For a more dramatic demonstration, keep reading files or ask the agent to explore a large codebase. When the estimated token count crosses 50,000, auto-compact triggers: the agent saves a full transcript to .transcripts/, asks the LLM for a summary, and continues with a fresh two-message context. Check the .transcripts/ directory afterward — the full conversation history is preserved as JSONL.
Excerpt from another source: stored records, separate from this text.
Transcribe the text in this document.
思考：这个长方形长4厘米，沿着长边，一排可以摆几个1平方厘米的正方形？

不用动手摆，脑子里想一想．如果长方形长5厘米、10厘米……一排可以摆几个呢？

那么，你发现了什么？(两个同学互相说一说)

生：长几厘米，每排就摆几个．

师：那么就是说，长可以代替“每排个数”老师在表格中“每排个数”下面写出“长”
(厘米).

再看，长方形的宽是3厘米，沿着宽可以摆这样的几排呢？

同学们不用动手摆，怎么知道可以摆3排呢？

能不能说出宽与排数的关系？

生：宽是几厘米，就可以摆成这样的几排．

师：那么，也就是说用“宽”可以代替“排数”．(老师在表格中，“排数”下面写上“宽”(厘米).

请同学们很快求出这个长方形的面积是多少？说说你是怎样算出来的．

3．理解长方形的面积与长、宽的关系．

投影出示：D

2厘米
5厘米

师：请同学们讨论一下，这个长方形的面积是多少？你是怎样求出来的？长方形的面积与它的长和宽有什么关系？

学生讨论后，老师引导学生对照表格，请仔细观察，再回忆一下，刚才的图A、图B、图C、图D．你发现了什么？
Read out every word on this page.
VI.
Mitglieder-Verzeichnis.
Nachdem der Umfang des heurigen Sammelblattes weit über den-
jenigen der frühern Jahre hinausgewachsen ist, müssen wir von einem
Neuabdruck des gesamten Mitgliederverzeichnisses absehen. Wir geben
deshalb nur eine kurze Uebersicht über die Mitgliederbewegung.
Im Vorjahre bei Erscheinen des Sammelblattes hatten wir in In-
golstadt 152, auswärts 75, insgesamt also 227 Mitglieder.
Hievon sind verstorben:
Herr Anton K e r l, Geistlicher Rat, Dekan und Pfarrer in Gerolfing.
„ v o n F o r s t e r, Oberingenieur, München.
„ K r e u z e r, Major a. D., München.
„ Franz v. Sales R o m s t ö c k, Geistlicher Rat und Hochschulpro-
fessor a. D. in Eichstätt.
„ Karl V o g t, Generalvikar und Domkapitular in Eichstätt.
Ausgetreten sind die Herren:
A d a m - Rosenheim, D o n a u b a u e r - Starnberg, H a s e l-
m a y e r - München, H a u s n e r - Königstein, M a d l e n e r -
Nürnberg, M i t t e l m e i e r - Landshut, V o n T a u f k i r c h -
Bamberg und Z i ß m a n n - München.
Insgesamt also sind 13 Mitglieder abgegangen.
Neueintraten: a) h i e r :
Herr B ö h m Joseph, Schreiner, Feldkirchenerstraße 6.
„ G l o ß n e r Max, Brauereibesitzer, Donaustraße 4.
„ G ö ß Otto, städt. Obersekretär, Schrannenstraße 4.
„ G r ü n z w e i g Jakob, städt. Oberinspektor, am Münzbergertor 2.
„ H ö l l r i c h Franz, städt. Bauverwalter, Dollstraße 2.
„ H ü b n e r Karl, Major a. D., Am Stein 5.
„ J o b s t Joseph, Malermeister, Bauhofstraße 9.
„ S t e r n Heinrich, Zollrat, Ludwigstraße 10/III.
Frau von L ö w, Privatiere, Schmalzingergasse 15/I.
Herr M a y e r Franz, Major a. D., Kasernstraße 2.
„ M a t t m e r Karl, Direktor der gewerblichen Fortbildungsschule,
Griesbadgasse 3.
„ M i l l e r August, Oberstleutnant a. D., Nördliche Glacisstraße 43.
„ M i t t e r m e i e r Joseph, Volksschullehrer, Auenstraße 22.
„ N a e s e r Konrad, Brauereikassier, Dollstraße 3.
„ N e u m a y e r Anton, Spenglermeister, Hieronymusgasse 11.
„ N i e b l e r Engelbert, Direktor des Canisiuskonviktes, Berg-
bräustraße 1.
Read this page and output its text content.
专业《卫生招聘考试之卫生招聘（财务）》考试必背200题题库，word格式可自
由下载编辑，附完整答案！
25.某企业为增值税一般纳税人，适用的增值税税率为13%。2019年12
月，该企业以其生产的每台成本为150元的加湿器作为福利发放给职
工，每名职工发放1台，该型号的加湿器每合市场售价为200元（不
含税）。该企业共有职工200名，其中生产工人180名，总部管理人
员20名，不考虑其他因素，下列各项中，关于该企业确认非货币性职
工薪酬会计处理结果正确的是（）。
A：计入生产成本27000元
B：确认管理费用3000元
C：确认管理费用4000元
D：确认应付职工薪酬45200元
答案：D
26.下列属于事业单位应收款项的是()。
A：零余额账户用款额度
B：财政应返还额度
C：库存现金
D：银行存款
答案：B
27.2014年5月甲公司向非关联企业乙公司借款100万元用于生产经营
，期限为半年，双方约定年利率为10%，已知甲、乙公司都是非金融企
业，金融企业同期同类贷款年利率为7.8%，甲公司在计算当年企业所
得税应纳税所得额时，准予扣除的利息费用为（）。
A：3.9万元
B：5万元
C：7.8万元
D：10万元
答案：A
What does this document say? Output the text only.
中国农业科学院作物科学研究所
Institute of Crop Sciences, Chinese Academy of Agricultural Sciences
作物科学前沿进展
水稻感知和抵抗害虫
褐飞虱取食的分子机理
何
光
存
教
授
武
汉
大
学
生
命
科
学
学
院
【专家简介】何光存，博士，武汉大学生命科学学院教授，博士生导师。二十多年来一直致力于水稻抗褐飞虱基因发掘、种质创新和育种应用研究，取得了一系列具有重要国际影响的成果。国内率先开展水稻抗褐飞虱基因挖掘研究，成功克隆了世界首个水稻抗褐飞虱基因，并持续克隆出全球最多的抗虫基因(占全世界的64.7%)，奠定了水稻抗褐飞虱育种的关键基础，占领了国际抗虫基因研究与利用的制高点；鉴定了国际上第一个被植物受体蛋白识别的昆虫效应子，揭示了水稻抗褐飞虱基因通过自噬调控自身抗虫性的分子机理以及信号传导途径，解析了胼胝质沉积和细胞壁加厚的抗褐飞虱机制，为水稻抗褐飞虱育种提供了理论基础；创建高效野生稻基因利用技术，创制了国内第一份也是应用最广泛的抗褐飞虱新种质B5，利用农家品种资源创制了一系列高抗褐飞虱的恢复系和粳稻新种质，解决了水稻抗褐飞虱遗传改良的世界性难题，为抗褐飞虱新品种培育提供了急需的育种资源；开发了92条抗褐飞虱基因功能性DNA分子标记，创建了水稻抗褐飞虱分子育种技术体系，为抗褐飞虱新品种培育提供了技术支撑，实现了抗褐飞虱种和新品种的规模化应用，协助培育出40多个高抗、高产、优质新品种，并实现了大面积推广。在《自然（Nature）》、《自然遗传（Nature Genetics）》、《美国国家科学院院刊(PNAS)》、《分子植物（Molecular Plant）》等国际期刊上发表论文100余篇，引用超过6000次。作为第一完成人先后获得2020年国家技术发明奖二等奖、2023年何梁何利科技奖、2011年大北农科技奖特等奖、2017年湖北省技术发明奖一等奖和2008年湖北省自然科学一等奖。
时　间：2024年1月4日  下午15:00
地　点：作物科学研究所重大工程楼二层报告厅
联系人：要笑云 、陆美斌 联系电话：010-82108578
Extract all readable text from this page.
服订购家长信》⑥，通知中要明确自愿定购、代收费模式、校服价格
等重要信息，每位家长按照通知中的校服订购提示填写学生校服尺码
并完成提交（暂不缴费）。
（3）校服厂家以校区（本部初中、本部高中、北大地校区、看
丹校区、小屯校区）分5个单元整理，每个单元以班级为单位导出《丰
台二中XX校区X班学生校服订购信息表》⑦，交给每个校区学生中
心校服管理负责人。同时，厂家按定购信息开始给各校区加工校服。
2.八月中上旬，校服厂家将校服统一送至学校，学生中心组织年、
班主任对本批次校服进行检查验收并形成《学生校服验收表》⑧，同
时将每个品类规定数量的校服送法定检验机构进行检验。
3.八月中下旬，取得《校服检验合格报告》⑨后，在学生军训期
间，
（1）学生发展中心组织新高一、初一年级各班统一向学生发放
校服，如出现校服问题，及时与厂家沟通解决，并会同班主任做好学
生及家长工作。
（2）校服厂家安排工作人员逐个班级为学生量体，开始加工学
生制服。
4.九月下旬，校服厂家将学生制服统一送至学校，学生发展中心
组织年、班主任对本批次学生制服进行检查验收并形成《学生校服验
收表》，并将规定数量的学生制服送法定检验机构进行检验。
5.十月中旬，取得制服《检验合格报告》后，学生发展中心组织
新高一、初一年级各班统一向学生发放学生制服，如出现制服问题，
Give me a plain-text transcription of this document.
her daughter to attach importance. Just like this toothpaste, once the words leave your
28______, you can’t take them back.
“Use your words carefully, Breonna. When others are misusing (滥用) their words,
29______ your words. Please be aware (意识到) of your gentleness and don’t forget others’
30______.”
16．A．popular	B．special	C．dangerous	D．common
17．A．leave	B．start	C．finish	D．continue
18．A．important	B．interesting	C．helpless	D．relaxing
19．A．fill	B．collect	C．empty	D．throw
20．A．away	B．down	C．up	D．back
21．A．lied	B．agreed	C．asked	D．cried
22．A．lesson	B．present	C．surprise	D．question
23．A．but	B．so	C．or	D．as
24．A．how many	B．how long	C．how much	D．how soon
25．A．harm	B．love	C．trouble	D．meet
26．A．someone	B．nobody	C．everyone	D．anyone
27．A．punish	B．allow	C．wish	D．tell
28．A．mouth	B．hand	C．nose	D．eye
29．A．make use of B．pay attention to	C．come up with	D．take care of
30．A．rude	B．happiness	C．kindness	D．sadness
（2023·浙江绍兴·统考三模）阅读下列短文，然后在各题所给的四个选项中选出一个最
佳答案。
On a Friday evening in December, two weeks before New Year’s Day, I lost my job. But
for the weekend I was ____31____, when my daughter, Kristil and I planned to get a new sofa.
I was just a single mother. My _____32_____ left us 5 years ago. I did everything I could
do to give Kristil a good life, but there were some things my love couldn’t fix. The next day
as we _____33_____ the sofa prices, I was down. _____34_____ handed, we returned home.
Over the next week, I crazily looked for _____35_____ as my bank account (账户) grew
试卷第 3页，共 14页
To see layer 3 in action, try: Use the compact tool to compress this conversation, focusing on what files we've read. The model calls compact with a focus parameter, the loop triggers summarization, and the conversation continues with a targeted summary.

What we’ve built and where it breaks

We now have an agent that can work indefinitely. Micro-compact quietly trims old tool results every turn. Auto-compact summarizes the full conversation when the context gets large. The compact tool gives the model deliberate control. Transcripts on disk mean nothing is truly lost — just moved out of active context.

The limitation is that compression is lossy. When auto-compact fires, the model loses access to the exact content of files it read, the precise error messages it encountered, the specific commands it ran. The summary preserves the gist — what was accomplished, the current state, key decisions — but not the details. For a long-running task with dozens of steps, the model might forget exactly which files it edited or which approach it tried and abandoned. The loop is still the invariant; tools are still the variable. But now one of those tools can reshape the loop’s own working memory — the first time in our series that the agent isn’t just acting on the world, but acting on itself. In the next guide, we’ll address the lossy-compression problem directly: a file-based task system that gives the agent durable state that survives compaction. Thanks for reading!